Le rapport de Global Financial Integrity (GFI) indique qu'entre 2002 et 2011, le Guatemala a représenté 10 pour cent de l'argent sale total de l'Amérique centrale, qui pourrait atteindre 14 milliards de dollars américains. Les flux financiers illicites en provenance du Guatemala, s'élevant à 1,3 milliard de dollars, se placent à la quatrième place après ceux provenant du Costa Rica (4,3 milliards), du Panama (3,9 milliards) et du Honduras (2,8 milliards). Les flux financiers illicites du Salvador s'élevaient à 1 milliards de dollars et du Nicaragua étaient de 700 millions de dollars. “Il y a deux ans, les agents de sécurité de l'aéroport ont identifié quelques 45 personnes qui voyageaient avec $ 9 800 ou $ 9 700 sur le même vol à destination de Panama!”, explique l'agent. Ce nombre semble crédible après la capture de membres d'un groupe que le ministère public a baptisé los Pitufos (les Schtroumpfs), dirigé par M. David Cervantes Urízar. Selon le bureau du procureur, ce groupe à lui tout seul a organisé 20 voyages à Panama, pour le blanchiment d'environ 3 millions de dollars par mois.
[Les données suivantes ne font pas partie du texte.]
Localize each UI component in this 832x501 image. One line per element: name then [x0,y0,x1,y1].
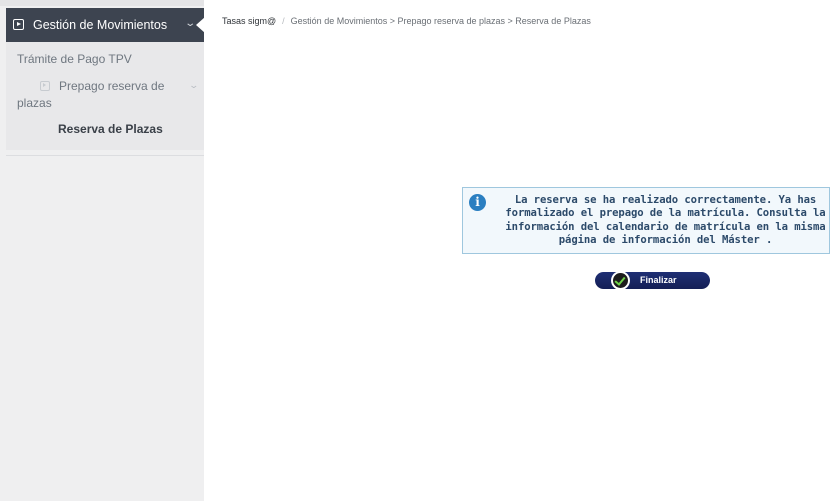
active-indicator [196,17,205,33]
sidebar-item-reserva-plazas[interactable]: Reserva de Plazas [58,122,163,136]
breadcrumb-path: Gestión de Movimientos > Prepago reserva… [290,16,591,26]
sidebar-item-tramite-pago-tpv[interactable]: Trámite de Pago TPV [17,52,132,66]
play-square-icon [13,19,24,30]
info-message-box: i La reserva se ha realizado correctamen… [462,187,830,254]
chevron-down-icon: ⌄ [184,18,197,29]
info-icon: i [469,194,486,211]
breadcrumb-home-link[interactable]: Tasas sigm@ [222,16,276,26]
info-message-text: La reserva se ha realizado correctamente… [505,194,826,247]
submenu: Trámite de Pago TPV Prepago reserva de ⌄… [6,42,204,150]
finalizar-button[interactable]: Finalizar [595,271,710,290]
chevron-down-icon: ⌄ [188,80,200,90]
play-square-icon [40,81,50,91]
finalizar-button-label: Finalizar [640,275,677,285]
sidebar-item-label: Gestión de Movimientos [33,18,168,32]
sidebar-top-bar [0,0,204,6]
sidebar: Gestión de Movimientos ⌄ Trámite de Pago… [0,0,205,501]
sidebar-divider [6,155,204,156]
sidebar-item-gestion-movimientos[interactable]: Gestión de Movimientos ⌄ [6,8,205,42]
sidebar-item-prepago-reserva-line2[interactable]: plazas [17,96,52,110]
breadcrumb-separator: / [282,16,285,26]
breadcrumb: Tasas sigm@ / Gestión de Movimientos > Pre… [222,16,591,26]
sidebar-item-prepago-reserva[interactable]: Prepago reserva de [59,79,164,93]
check-circle-icon [611,271,630,290]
Un autre groupe de trafiquants capturé par le Bureau du procureur s'appelait Véliz-Palomo (des noms de deux de ses membres). Le bureau du procureur a évalué qu'au cours d'une année, entre 2010 et 2011, ce groupe avait organisé 20 voyages par semaine pour exporter de l'argent vers Panama. En 2012, un tribunal a condamné 48 membres du groupe à des peines de 3 à 56 ans derrière les barreaux. Le tribunal, qui a lancé la procédure pénale pour blanchiment d'argent a envoyé Mme María Magdalena Stahl Hurtado à la prison. Quelques jours plus tard, le juge Adrián Rodríguez Rolando Arana, de la septième Cour criminelle, a remis Mme Stahl en liberté pendant que l'enquête se poursuit. Le 29 Mars 2011, le juge Rodríguez Arana a décidé de classer l'affaire indéfiniment et de remettre l'argent à Mme Stahl. La Commission internationale contre l'impunité a demandé une enquête sur cette action.
La route de blanchiment d'argent
Selon les itinéraires des courriers en détention, il existe deux voies utilisées pour le transport de l'argent via les aéroports. Le premier est du Guatemala vers Panama.
Selon les registres de la police, 37 personnes ont transporté 7 500 000 dollars US par cette route. Certaines ont été contraintes de retourner au Guatemala, où elles ont été arrêtées à leur arrivée. “Nous coopérons avec les autorités dans ce pays parce que les gens essaient à plusieurs reprises d'exporter de l'argent là-bas,” dit M. Rodenas. La deuxième voie est celle du Guatemala vers la Colombie. Onze personnes, transportant des $ 1,2 millions USD, ont essayé d'emprunter cette voie. Le troisième est celle allant du Guatemala au Costa Rica, sur laquelle huit voyageurs ont été capturés transportant $ 224 000 USD. Il y a eu aussi une tentative de transporter plus d'argent au Venezuela, mais ce n'était qu'un cas isolé. Les autorités du Salvador ont lancé l'alerte après la capture de différents Guatémaltèques qui avaient réussi à glisser travers les mailles de la sécurité de l'aéroport de La Aurora, mais avaient été identifiés au Salvador alors qu'ils tentaient de s'embarquer pour Panama. Sur les 67 personnes arrêtées, 37 pour cent venaient du Guatemala, 20 pour cent de la Colombie, et 10 pour cent du Mexique.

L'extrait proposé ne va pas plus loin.